Besides thinking about Ash Wednesday, now is the time to think about a “spiritual game plan” for the Lenten season. How can I draw closer to Christ during these 40 days so that Easter will truly be a day of rejoicing? What prayers and devotions, acts of penance, or charitable deeds will I engage in so as to keep the spirit of Lent? Will I abstain from certain foods this season, or abstain from a hobby or activity that I really enjoy? Will I take up an “electronic fast” and seriously limit my time on my phone, tablet, or other devices? What about a “social media fast?” Now is the time to start asking these questions so that when Ash Wednesday arrives, we are ready to go for the next 40 days.
Here is a brief article explaining why Ash Wednesday is NOT a holy day of obligation. This is from the website Aleteia.org and published on February 27, 2022, by Philip Kosloski.
“Ash Wednesday is well known among Roman Catholics as the official starting day of Lent. Yet, the Church doesn’t recognize it as a holy day of obligation. Why is that?
The primary reason why Ash Wednesday is not a holy day of obligation is because it is a day of fasting, as opposed to a day of feasting. The Catechism of the Catholic Church spells this out in its section on the Sunday obligation, explaining how Sundays and other days of obligation are days of rest, where we commemorate the Paschal mystery. Sunday is the day on which the Paschal mystery is celebrated in light of the apostolic tradition and is to be observed as the foremost holy day of obligation in the universal Church.

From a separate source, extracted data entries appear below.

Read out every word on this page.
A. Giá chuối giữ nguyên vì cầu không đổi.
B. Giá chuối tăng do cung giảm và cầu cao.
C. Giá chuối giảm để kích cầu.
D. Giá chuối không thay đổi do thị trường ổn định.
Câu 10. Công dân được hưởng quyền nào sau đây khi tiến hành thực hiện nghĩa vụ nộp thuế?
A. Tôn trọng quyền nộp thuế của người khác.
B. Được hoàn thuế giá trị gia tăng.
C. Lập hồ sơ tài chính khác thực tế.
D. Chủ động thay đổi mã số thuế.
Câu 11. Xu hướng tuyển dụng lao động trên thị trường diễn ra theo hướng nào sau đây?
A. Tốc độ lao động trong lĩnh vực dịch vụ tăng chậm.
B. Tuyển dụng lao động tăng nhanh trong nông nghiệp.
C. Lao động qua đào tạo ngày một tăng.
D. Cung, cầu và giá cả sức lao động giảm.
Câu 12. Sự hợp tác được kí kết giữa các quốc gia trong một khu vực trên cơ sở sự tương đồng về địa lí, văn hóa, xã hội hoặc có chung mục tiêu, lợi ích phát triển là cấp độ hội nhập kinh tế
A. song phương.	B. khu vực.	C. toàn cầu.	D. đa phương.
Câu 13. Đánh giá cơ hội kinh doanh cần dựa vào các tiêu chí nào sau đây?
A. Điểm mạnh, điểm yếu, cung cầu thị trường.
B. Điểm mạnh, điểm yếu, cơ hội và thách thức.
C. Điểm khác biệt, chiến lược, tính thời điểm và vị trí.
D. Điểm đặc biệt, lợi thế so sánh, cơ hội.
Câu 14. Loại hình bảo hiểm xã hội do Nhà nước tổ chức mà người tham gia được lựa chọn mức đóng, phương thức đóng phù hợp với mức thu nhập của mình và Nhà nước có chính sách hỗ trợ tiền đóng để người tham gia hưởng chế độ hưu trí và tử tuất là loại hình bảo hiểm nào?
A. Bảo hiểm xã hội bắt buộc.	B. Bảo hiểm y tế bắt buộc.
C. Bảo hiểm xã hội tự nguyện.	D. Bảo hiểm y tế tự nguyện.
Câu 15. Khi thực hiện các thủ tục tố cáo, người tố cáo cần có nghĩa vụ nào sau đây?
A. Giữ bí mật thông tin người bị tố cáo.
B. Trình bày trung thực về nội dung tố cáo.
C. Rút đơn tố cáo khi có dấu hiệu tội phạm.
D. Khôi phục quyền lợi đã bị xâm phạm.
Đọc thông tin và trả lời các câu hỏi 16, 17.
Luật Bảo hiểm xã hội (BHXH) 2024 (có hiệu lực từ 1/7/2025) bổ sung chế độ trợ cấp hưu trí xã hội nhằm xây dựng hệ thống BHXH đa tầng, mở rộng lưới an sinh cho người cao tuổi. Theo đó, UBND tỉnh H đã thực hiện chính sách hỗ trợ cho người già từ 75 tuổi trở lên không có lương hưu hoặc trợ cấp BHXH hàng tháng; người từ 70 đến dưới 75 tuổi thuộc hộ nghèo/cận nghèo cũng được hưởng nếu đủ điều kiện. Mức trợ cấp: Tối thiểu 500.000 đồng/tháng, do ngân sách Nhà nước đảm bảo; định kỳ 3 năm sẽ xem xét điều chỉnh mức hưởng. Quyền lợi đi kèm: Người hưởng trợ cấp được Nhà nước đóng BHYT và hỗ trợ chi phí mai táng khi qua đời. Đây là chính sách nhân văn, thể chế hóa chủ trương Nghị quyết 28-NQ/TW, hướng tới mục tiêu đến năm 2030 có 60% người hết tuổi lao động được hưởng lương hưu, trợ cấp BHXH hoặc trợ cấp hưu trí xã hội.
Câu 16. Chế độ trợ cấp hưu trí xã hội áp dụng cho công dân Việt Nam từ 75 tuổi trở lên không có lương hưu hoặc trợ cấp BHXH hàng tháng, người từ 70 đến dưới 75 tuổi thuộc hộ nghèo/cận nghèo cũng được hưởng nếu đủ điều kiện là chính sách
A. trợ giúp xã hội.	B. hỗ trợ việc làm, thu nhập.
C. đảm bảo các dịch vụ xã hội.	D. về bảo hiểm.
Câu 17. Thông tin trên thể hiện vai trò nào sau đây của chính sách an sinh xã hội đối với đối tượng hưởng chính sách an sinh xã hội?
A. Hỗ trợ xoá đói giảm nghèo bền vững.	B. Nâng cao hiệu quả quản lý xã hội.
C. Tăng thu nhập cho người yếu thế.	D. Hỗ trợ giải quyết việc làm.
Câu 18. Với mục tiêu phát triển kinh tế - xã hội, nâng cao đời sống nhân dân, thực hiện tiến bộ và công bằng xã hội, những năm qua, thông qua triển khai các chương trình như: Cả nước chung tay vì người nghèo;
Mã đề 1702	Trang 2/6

On Sundays and other holy days of obligation the faithful are bound to abstain from those labors and business concerns which impede the worship to be rendered to God, the joy which is proper to the Lord’s Day, or the proper relaxation of mind and body (CCC 2177, 2193). This is also clearly indicated in the Code of Canon Law, which lists holy days of obligation under the heading “Feast Days.” It is followed by the head “Days of Penance,” under which “Ash Wednesday” is specifically mentioned. In other words, Ash Wednesday is not a holy day of obligation because it is a day of penance and not a feast day. Furthermore, since Ash Wednesday is a day when we are obliged to fast from food and abstain from meat, it doesn’t fall in line with Sundays, which are days of feasting and resting. A holy day of obligation is meant to be, like Sundays, “another Easter,” when we rest and rejoice in the resurrection of Jesus.
Still, the Church highly recommends that all Catholics attend Mass on Ash Wednesday, as it sets the mood for the remainder of the 40 days, preparing our hearts for the glorious feast of Easter.”